L’Église a pu épouser ce schéma de pensée pour livrer son message. Faut-il adhérer au jugement sévère porté par Eugen Dreuwermann dans Le progrès meurtrier en 1980 : « Le rôle principal de cette évolution... revient à l’attitude spirituelle européenne ». Quelle part de responsabilité mais aussi quel espoir l’Église porte-t-elle face à cette crise ? De « Gaudium et Spes » au colloque de Novgorrod en passant par le rassemblement œcuménique de Bâle les chrétiens esquissent-ils une réponse originale fondée sur un Dieu Créateur et Sauveur ?

Dans le soucis d’une réponse chrétienne il est nécessaire de revenir aux textes de la foi et notamment aux récits biblique de la Création.

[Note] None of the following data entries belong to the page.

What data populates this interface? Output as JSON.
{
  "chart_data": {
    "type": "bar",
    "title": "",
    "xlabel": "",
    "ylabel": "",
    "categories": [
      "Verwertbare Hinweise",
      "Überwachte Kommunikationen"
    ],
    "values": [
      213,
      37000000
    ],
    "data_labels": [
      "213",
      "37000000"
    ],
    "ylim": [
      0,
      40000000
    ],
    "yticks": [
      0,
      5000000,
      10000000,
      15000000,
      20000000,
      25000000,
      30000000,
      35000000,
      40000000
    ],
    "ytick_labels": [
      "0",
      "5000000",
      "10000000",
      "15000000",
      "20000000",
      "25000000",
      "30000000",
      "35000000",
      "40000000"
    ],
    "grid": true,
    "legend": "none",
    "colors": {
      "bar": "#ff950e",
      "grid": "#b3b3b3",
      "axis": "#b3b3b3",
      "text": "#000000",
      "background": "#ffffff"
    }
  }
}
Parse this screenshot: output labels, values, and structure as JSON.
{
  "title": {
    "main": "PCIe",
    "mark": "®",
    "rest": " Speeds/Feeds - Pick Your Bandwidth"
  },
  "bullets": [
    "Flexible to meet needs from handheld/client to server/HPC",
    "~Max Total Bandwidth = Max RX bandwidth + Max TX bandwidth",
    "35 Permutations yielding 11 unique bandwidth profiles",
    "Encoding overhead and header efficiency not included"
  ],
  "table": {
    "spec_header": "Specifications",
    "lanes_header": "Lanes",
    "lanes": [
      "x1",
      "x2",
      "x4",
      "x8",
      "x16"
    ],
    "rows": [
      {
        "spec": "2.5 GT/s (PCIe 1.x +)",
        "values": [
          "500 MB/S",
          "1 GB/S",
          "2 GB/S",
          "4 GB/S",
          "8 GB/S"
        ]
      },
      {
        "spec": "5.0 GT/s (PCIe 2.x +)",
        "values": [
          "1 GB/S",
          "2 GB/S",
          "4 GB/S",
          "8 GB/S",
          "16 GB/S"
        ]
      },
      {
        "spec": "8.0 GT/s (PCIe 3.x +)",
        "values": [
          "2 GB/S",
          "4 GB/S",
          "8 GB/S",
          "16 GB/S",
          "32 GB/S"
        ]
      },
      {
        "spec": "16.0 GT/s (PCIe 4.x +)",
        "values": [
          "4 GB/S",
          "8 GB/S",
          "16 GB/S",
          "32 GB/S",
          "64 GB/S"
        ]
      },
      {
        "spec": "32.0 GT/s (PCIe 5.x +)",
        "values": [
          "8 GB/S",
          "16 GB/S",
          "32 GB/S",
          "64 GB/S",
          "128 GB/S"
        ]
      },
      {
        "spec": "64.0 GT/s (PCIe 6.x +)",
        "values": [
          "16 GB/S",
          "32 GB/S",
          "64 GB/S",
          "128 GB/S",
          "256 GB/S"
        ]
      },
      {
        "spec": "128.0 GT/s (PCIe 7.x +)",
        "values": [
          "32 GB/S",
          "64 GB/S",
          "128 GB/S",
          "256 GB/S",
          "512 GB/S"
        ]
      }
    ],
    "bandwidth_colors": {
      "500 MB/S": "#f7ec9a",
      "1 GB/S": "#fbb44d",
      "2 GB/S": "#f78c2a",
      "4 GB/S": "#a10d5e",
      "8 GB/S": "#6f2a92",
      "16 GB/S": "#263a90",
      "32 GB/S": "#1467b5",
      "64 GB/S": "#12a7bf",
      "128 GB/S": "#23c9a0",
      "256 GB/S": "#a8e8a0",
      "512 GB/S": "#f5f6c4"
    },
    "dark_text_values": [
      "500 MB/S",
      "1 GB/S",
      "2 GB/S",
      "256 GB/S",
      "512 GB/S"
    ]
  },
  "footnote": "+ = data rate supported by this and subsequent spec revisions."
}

La lecture de ces textes reste bien souvent biaisée quand elle n’est pas prise au pied de la lettre. De là persiste un certain nombre de préjugés. « L’Église catholique se rallie enfin à la théorie de Darwin. Après Pie XII et le concile, le pape Jean-Paul II reconnaît le bien fondé des espèces par la sélection naturelle. Mais sous condition. Il écarte les philosophies matérialistes et réductionnistes des origines de l’homme ». Le titre et le sous-titre du Monde sur le discours papal devant l’Académie Pontificale des sciences résume à eux seuls la difficulté de la tâche. Parler chrétiennement du rapport homme-nature réclame beaucoup de précautions notamment quant à la portée véridique ce discours. Ni historique, ni scientifique, il se veut vrai dans l’essence de ce qu’il décrit. Les travaux de C. Darwin ne peuvent que se heurter à une lecture littérale des textes de la Genèse. Face aux preuve scientifiques, l’adhésion à une vision chrétienne demande une méditation et une étude des récits bibliques. A ce stade opposer les étonnements de la science face à la complexité du vivant pour répondre au tenant du hasard génétique (Monod) et de l’implacable sélection naturelle n’aboutirait qu’à une peu souhaitable sacralisation de la Nature.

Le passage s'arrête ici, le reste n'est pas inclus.